The g'mara on Rosh Hashana 14b says (Soncinco translation):
But is it right to adopt the harder rule from both sides? Has it not been taught: ‘As a general principle, the halachah follows Beth Hillel. If one prefers, however, to adopt the rule of Beth Shammai, he may do so, and if he desires to adopt the rule of Beth Hillel he may do so. One, however, who adopts the more lenient rulings of both Beth Shammai and Beth Hillel1 is a bad man, while to one who adopts the more stringent rulings of both Beth Shammai and Beth Hillel may be applied the verse, But the fool walketh in darkness. No; either one must follow Beth Shammai both where they are more severe and more lenient or Beth Hillel both where they are more severe and more lenient’?2
You ask: "Are we allowed to be Machmir on ourselves in Krias Shema and read like the opinion of Beis Shammai?" The implication here is that a necessary precondition is that you follow Beit Shammai for everything.
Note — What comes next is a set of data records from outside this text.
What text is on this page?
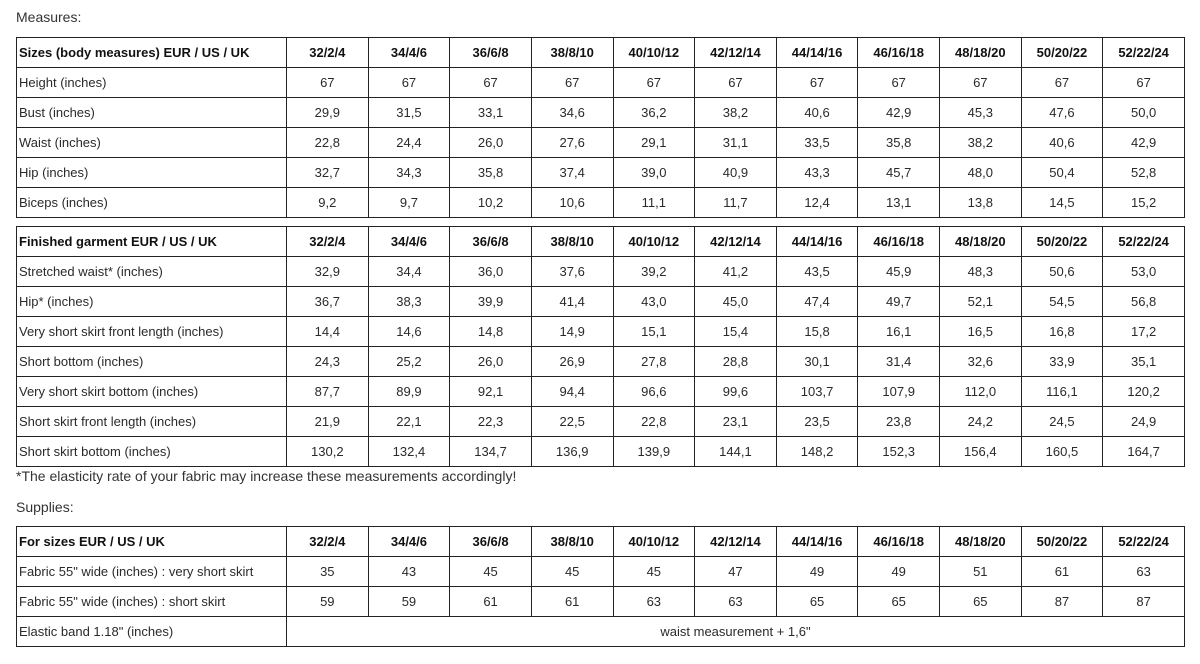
Measures:
Sizes (body measures) EUR / US / UK	32/2/4	34/4/6	36/6/8	38/8/10	40/10/12	42/12/14	44/14/16	46/16/18	48/18/20	50/20/22	52/22/24
Height (inches)	67	67	67	67	67	67	67	67	67	67	67
Bust (inches)	29,9	31,5	33,1	34,6	36,2	38,2	40,6	42,9	45,3	47,6	50,0
Waist (inches)	22,8	24,4	26,0	27,6	29,1	31,1	33,5	35,8	38,2	40,6	42,9
Hip (inches)	32,7	34,3	35,8	37,4	39,0	40,9	43,3	45,7	48,0	50,4	52,8
Biceps (inches)	9,2	9,7	10,2	10,6	11,1	11,7	12,4	13,1	13,8	14,5	15,2
Finished garment EUR / US / UK	32/2/4	34/4/6	36/6/8	38/8/10	40/10/12	42/12/14	44/14/16	46/16/18	48/18/20	50/20/22	52/22/24
Stretched waist* (inches)	32,9	34,4	36,0	37,6	39,2	41,2	43,5	45,9	48,3	50,6	53,0
Hip* (inches)	36,7	38,3	39,9	41,4	43,0	45,0	47,4	49,7	52,1	54,5	56,8
Very short skirt front length (inches)	14,4	14,6	14,8	14,9	15,1	15,4	15,8	16,1	16,5	16,8	17,2
Short bottom (inches)	24,3	25,2	26,0	26,9	27,8	28,8	30,1	31,4	32,6	33,9	35,1
Very short skirt bottom (inches)	87,7	89,9	92,1	94,4	96,6	99,6	103,7	107,9	112,0	116,1	120,2
Short skirt front length (inches)	21,9	22,1	22,3	22,5	22,8	23,1	23,5	23,8	24,2	24,5	24,9
Short skirt bottom (inches)	130,2	132,4	134,7	136,9	139,9	144,1	148,2	152,3	156,4	160,5	164,7
*The elasticity rate of your fabric may increase these measurements accordingly!
Supplies:
For sizes EUR / US / UK	32/2/4	34/4/6	36/6/8	38/8/10	40/10/12	42/12/14	44/14/16	46/16/18	48/18/20	50/20/22	52/22/24
Fabric 55" wide (inches) : very short skirt	35	43	45	45	45	47	49	49	51	61	63
Fabric 55" wide (inches) : short skirt	59	59	61	61	63	63	65	65	65	87	87
Elastic band 1.18" (inches)	waist measurement + 1,6"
Whether, having adopted the customs of Beit Shammai, you must still not do this one because of (historical) danger is not clear to me. But presumably Beit Shammai did in the past (even with danger) because it was their tradition, so if you want to wholly align yourself with Beit Shammai you might be able to make the argument that you can do this. But if your goal is chidur mitzvah, not to affirm Shammai, consider instead the approach suggested in this answer.
1 An editorial note here says "on the same subject" but I don't know why they say that as we don't pick and choose our traditions (e.g. you can't be Sefardi for kitniyot but Ashnenazi for something else).
2 Cast as a question here because this is part of a discussion, but what follows makes it clear that this policy is not in question.